1日採用という軽いノリに見える採用だから、内定辞退も多いと考える読者も少なくないだろう。ユナイテッドは「内定しても就職活動は継続してもらっていい」というスタンスを打ち出している。ほかの企業を見てもらったうえで、それでも良いと思ったら入ってほしい。その姿勢があるため、内定辞退はやはり一定数は出るという。そういう背景もあり、1日採用以外の一般的な採用なども同時に行っている。
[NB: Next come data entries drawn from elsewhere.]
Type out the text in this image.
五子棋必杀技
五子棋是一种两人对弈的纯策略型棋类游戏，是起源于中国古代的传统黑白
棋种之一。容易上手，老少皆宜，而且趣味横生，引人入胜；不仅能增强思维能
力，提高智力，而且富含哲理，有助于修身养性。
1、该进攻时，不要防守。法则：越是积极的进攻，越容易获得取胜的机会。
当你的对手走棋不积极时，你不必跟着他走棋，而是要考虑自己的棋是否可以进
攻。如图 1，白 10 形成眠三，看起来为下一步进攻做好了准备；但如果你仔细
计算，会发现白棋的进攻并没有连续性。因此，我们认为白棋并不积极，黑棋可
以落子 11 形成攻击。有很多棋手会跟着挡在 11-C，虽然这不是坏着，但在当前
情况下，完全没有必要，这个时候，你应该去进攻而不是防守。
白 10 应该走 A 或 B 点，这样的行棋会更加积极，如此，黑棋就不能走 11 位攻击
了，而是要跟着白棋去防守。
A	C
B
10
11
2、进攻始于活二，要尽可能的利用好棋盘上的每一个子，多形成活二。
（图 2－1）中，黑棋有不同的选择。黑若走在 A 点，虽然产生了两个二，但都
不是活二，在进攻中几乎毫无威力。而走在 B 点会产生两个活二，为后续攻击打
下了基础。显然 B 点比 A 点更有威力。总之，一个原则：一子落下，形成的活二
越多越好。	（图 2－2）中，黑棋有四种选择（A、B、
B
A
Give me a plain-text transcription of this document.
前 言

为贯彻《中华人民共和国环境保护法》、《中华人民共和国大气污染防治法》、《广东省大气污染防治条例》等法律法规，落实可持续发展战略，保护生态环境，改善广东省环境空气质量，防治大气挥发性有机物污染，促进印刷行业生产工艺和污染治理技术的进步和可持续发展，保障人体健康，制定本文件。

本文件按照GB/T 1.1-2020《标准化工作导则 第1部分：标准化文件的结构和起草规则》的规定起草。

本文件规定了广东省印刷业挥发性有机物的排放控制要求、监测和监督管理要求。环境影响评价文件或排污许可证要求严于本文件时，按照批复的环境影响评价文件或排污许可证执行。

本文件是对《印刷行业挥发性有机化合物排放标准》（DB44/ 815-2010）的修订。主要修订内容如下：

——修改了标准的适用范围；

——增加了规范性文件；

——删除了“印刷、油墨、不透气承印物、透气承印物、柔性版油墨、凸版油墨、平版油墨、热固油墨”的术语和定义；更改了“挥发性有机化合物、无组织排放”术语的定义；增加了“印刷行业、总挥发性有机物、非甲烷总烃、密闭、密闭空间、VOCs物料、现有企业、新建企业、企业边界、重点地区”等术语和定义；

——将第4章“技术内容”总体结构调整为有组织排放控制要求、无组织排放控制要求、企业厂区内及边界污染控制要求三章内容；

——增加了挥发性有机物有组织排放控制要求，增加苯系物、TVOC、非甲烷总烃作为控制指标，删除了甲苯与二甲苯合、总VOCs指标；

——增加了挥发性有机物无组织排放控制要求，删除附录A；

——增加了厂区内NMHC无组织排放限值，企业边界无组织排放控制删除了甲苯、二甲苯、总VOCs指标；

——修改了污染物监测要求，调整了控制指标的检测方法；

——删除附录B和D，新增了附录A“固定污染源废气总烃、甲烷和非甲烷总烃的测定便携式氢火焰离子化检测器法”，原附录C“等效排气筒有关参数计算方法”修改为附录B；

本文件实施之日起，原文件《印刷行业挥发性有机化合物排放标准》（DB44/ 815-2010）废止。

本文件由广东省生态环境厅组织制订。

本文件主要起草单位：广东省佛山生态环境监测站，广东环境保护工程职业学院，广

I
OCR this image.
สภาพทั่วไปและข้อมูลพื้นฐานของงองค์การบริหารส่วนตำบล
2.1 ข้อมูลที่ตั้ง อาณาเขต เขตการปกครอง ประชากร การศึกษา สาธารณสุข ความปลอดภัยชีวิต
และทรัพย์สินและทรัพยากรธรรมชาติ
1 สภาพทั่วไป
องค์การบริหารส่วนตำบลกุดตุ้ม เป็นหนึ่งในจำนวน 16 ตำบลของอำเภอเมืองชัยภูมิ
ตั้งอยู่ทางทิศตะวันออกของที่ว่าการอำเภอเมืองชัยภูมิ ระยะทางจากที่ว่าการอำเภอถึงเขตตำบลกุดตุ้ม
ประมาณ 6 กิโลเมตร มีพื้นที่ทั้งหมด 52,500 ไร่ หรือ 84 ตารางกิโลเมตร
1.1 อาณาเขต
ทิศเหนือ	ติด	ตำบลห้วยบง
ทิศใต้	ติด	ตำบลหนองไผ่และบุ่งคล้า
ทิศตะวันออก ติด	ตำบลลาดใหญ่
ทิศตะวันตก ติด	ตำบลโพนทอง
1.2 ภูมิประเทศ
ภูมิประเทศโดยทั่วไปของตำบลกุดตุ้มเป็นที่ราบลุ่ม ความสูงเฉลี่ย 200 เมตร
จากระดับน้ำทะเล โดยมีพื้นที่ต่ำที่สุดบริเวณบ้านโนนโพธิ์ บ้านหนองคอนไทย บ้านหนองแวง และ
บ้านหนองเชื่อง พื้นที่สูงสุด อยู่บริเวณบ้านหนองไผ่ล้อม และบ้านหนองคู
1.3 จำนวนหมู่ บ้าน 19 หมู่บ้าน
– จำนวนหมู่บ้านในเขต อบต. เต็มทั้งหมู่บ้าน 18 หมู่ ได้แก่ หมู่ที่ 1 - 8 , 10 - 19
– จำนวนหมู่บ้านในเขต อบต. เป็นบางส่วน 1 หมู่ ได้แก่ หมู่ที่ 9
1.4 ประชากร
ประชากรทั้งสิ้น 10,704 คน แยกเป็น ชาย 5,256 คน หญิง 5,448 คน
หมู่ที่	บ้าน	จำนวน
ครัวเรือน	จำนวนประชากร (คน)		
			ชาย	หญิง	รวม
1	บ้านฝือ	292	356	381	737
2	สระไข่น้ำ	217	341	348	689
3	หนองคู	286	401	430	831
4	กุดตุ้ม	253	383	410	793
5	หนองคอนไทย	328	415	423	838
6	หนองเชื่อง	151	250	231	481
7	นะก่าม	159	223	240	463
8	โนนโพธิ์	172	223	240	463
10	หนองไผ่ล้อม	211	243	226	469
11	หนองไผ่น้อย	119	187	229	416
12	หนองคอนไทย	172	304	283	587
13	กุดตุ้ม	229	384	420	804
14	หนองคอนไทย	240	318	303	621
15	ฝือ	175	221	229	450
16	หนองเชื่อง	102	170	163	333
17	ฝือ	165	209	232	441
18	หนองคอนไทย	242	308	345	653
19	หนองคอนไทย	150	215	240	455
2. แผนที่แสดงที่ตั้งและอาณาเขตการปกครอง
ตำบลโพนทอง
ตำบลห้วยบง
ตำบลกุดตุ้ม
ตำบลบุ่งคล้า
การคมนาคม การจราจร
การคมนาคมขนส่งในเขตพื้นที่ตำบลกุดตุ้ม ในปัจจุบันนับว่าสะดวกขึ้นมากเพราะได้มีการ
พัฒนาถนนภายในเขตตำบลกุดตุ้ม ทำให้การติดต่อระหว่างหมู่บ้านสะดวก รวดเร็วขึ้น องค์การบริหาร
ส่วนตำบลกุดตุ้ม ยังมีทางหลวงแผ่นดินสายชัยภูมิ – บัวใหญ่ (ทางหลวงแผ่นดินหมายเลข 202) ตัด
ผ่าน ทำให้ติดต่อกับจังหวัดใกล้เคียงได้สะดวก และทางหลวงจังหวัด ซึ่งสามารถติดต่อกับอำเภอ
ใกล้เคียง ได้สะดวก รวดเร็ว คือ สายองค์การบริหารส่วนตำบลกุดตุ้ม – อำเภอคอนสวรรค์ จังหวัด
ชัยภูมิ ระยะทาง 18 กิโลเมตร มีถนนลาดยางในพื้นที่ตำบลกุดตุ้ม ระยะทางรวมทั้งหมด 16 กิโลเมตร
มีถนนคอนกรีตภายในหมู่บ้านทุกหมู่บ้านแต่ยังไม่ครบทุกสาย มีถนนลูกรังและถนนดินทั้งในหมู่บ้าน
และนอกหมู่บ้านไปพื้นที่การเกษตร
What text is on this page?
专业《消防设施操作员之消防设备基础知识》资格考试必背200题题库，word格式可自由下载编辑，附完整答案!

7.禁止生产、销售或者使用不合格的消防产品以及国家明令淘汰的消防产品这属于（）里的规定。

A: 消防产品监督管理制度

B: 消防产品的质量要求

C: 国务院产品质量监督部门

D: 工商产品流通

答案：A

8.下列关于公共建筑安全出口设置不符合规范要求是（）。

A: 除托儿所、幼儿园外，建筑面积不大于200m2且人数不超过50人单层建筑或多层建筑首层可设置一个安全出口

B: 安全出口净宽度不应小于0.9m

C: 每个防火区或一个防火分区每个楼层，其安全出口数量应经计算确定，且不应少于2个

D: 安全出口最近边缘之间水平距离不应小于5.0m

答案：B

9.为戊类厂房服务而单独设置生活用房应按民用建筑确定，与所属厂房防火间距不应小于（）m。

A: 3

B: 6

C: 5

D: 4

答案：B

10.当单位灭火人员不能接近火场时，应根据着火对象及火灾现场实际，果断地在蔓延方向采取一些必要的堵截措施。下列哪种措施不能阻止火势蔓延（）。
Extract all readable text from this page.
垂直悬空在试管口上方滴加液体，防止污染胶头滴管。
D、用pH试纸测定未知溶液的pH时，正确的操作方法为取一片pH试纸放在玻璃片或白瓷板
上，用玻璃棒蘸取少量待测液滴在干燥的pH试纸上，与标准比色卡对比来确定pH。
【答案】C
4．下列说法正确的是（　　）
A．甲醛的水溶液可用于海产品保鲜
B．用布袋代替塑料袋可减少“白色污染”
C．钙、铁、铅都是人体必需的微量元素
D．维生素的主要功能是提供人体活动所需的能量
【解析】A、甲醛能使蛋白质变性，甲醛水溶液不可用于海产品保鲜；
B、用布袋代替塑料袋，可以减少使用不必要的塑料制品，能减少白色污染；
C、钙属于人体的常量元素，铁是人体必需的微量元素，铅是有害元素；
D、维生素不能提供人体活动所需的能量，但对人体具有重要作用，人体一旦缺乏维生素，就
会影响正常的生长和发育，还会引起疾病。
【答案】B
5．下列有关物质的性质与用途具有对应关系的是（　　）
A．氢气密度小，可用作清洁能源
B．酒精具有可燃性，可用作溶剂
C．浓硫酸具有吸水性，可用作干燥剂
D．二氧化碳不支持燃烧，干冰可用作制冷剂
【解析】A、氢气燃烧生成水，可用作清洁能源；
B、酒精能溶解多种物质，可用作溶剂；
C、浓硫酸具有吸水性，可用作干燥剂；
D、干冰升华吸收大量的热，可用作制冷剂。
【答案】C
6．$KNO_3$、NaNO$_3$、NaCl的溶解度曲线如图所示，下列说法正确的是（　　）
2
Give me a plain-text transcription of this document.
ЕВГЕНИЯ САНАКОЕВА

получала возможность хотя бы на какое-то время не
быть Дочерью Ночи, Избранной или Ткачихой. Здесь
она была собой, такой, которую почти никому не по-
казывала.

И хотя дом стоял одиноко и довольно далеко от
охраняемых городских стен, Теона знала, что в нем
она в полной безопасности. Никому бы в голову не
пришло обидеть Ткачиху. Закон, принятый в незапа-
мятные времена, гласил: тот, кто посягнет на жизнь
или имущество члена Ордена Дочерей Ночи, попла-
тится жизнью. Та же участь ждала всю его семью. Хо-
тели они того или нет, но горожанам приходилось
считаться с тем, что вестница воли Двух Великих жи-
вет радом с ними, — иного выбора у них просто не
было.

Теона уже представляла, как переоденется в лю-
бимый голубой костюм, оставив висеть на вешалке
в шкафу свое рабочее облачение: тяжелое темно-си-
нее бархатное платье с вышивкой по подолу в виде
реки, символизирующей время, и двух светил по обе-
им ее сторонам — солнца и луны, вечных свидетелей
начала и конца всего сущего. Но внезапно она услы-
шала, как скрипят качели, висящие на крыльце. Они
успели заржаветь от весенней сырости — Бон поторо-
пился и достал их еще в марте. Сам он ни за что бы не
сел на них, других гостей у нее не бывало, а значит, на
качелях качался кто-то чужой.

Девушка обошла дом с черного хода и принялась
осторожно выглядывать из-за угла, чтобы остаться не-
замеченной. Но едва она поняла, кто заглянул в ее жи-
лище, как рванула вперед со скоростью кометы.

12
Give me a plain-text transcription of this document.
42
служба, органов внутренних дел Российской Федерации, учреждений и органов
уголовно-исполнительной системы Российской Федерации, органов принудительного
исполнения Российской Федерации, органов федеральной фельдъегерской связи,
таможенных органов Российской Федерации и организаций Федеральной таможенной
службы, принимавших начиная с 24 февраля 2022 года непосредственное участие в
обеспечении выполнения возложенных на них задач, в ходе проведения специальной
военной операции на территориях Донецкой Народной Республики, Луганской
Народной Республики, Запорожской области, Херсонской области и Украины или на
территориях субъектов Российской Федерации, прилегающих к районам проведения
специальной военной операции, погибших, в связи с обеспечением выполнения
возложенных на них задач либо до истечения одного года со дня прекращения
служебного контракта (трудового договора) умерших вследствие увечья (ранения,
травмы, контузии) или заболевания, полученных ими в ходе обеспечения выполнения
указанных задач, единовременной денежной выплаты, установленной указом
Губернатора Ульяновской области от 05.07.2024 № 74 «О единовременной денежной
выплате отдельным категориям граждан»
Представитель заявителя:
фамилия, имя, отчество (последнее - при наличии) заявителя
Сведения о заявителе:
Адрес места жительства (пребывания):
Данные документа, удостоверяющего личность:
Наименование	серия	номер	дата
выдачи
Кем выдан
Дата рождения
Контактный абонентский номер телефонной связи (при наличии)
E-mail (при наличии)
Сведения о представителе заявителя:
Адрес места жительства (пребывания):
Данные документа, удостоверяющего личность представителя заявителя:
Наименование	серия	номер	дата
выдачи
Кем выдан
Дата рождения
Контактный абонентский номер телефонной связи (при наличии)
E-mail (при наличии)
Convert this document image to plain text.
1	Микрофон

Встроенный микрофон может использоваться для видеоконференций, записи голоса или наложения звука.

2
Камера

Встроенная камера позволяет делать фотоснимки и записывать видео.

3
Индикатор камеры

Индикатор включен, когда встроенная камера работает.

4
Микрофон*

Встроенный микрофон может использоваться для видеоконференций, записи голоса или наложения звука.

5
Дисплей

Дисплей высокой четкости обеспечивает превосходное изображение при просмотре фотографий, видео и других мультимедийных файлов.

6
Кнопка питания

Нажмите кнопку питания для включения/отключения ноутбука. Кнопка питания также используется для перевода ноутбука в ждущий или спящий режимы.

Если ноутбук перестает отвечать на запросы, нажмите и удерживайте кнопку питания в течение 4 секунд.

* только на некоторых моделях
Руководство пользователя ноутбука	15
辞退者をあらかじめ計算したうえで、内定を出している。
1日採用におけるユナイテッド側のメリットはどのようなものか。
「大手志望や当社を知らなかった学生が『1日採用』をキッカケに当社を知り、興味を持って説明会へ参加してくれている」と人事担当者の井上怜氏は語る。
この制度が呼び水になって、今まで獲得できなかった人材を獲得できるようになったという。また「説明会から、複数回の面接を1日で実施することで、当社の理解が進み、内定後の承諾にも繋がる」(井上氏)とも。
1日採用によって、昨年は6人の社員が入社し、もうすぐ1年経つが誰も退職はしていないという。今年は4月に11人が入ってくる予定で、現在採用中の来年入社組はさらに増える見込みだ。
ユナイテッドの1日採用には当初、いろいろな疑問があった。だが、その疑問をカバーする工夫を同時に施していることが分かった。優秀な人材をどう採り、育てていくか――。採用の仕方は企業によって千差万別。いろいろユニークな制度があって当然だ。ただ求められるのはユニークさだけではない。一風変わった制度の裏には、きちんと学生をサポートする仕組みが必要だ。